Tuesday, May 20, 2008

Euro Aversion

My buddy Dave commented on the Billy King post about BK's "Euro Aversion." I want to make the case here for drafting foreign players.

If you look at the best teams in the league, they are littered with great foreign talent. The Spurs stayed awesome by plucking Tony Parker and Manu Ginobili late in drafts. They have consolidated by adding Fabricio Oberto, Tiago Splitter, Ian Mahinmi, Beno Udrih, and others. The Lakers have Pau Gasol, Sasha Vujacic, and Vladimir Radmanovic. The old Kings had Peja and Vlade. Today's Jazz have Andrei Kirilenko and Mehmet Okur. The Suns have Boris Diaw and Leandro Barbosa.

What's strange is that the Eastern teams, save the Nets, Pistons and Raptors, have basically been averse to foreign talent--to their own detriment. Yes, Andrea Bargnani is no stud. But plenty of great players in the NBA--from Dirk Nowitzki to Thabo Sefalosha, not to mention Yao Ming--hail from overseas. Most of the foreign players have a specific skill set: they know how to play the offensive team game well, many of them can shoot, and few of them are great defenders. Guys like Gasol and Ginobili are absolutely unstoppable at the international level.

Teams ignore these players to their own detriment. Not every international star is a boon, many are busts. But we could say the same about high school or even college stars. Jiri Welsch, Korleone Young, and Trajan Langdon do not a good team make. But Yi Jianlin, Lou Williams, and Al Horford are the future of the NBA. To ignore any source of talent is catastrophic. The Raptors were able to piece together a very good team by simply plucking international talent that other teams had ignored. What team couldn't use Anthony Parker's (picked by the Sixers) shooting or Jorge Garbajosa's savvy? Jose Calderon will be one of the hottest commodities on this year's free agent market.

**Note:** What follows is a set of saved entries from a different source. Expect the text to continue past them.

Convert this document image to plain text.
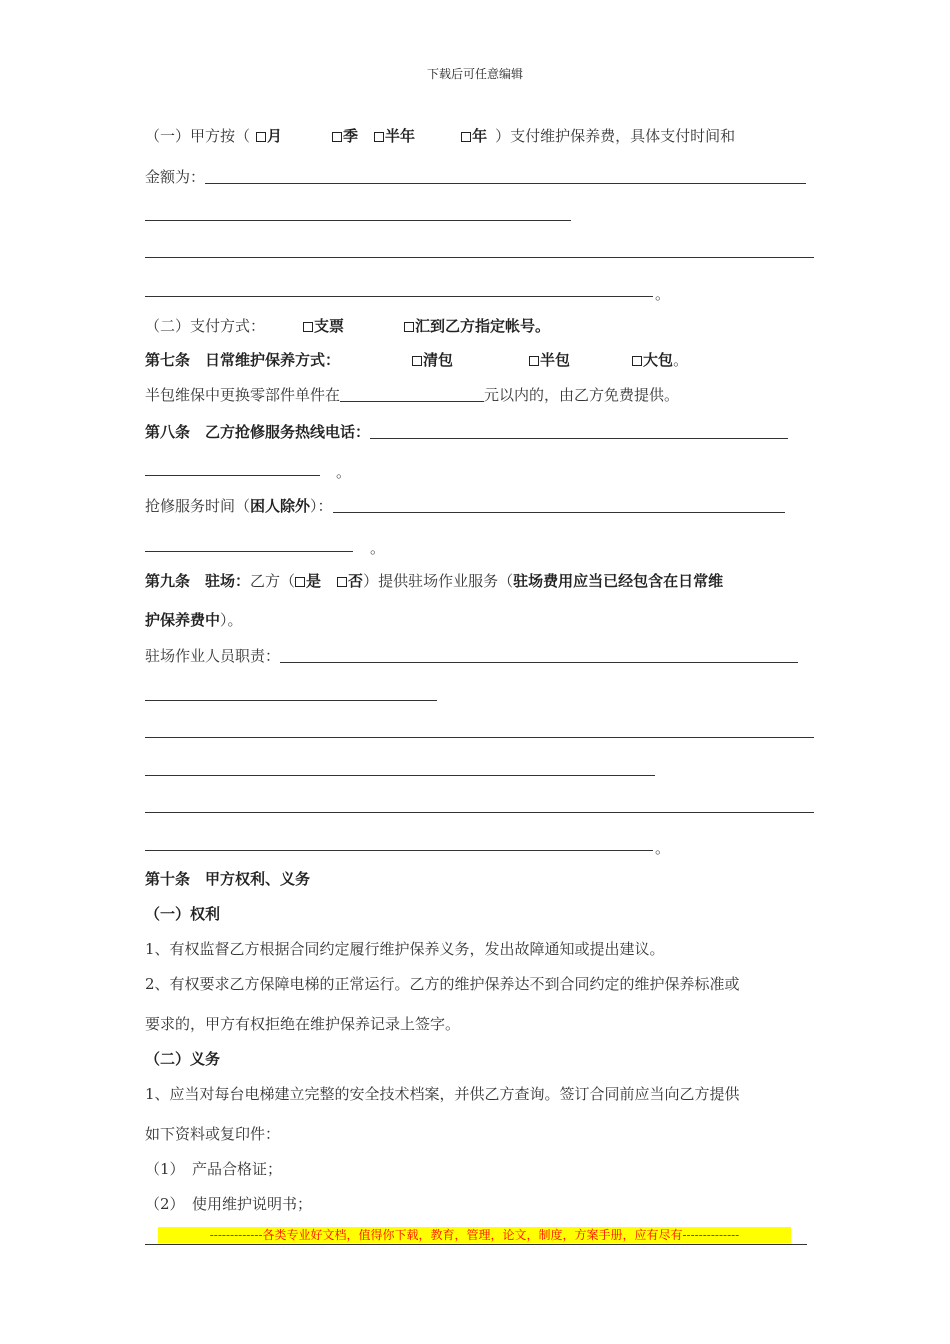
下载后可任意编辑
（一）甲方按（ 月	季 半年	年 ）支付维护保养费，具体支付时间和
金额为：
。
（二）支付方式：	支票	汇到乙方指定帐号。
第七条　日常维护保养方式：	清包	半包	大包。
半包维保中更换零部件单件在	元以内的，由乙方免费提供。
第八条　乙方抢修服务热线电话：
。
抢修服务时间（困人除外）：
。
第九条　驻场：乙方（ 是 否）提供驻场作业服务（驻场费用应当已经包含在日常维
护保养费中）。
驻场作业人员职责：
。
第十条　甲方权利、义务
（一）权利
1、有权监督乙方根据合同约定履行维护保养义务，发出故障通知或提出建议。
2、有权要求乙方保障电梯的正常运行。乙方的维护保养达不到合同约定的维护保养标准或
要求的，甲方有权拒绝在维护保养记录上签字。
（二）义务
1、应当对每台电梯建立完整的安全技术档案，并供乙方查询。签订合同前应当向乙方提供
如下资料或复印件：
（1）　产品合格证；
（2）　使用维护说明书；
-------------各类专业好文档，值得你下载，教育，管理，论文，制度，方案手册，应有尽有--------------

Every team needs guys who can pass and shoot, who know how to play the team game. European and South American players are particularly adept at these skills. The best teams in the West--the Suns, Spurs, Lakers, Mavericks, Rockets, and Jazz--all employ them heavily. In the East, the Nets and Raptors have decent foreign players and the Pistons famously drafted Darko Milicic over Carmelo Anthony and now appear to be once bitten, twice shy. The Spurs strategy of staying great by drafting foreign players late in the draft has served them extremely well. Few other teams have caught on. The Spurs even had to draft-and-trade (for salary cap reasons) Luis Scola and Leandro Barbosa to competitors because of the dearth of scouting on these players. How can so many teams be dropping the ball?